Data source: USDA FoodData Central.
FAQ
- My stuffing looks loose and wet, what should I do?
- Stir in a tablespoon or two of extra breadcrumbs or Parmesan and let it sit 2 minutes so it hydrates and firms up.
- The roll keeps opening while I sear, how can I fix it?
- Chill the tied roll for 10 minutes to set the seam and start searing seam side down so it locks in place fast.
- How do I avoid dry turkey breast?
- Cook by temperature not time, pull at 160 F, and rest at least 10 minutes so the juices redistribute instead of running onto your board.

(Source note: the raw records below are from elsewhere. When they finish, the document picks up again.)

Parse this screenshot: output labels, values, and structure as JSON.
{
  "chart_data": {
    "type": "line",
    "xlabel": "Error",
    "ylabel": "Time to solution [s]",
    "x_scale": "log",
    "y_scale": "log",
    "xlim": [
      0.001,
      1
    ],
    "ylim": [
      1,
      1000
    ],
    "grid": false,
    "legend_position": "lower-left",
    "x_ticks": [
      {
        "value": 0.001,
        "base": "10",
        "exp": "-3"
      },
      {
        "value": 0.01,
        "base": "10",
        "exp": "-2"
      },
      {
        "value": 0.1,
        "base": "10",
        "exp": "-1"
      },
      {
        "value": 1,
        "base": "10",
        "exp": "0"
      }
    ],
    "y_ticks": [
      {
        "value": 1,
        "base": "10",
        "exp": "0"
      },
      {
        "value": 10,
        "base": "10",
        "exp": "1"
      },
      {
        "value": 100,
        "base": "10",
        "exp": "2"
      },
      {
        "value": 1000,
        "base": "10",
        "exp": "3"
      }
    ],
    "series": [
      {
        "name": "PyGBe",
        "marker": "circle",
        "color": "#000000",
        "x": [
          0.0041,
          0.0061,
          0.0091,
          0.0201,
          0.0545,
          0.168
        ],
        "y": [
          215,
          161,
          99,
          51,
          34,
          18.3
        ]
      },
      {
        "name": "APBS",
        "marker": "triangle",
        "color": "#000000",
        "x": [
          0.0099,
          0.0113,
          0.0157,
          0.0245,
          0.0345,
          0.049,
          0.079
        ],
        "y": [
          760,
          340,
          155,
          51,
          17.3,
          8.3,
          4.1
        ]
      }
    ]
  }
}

- Can I assemble this ahead?
- Yes, roll and tie up to 24 hours ahead, wrap tightly, refrigerate, and bring to room temp for 20 minutes before searing and roasting.
- What if I do not have kitchen twine?
- Use sturdy toothpicks or metal skewers to pin the seam every inch and remove them before slicing.
- Can I use frozen spinach?
- Absolutely, thaw completely and squeeze very dry, then measure 1 cup packed so the ratio stays balanced.
Serving Suggestions
Thinly slice a little lemon zest into the stuffing or whisk a squeeze of lemon into the pan juices for a bright pop that cuts the richness.
Pair the roulade with garlicky mashed potatoes or a peppery arugula salad, and tuck any leftovers into a toasted ciabatta with a smear of mustard for a killer next-day sandwich.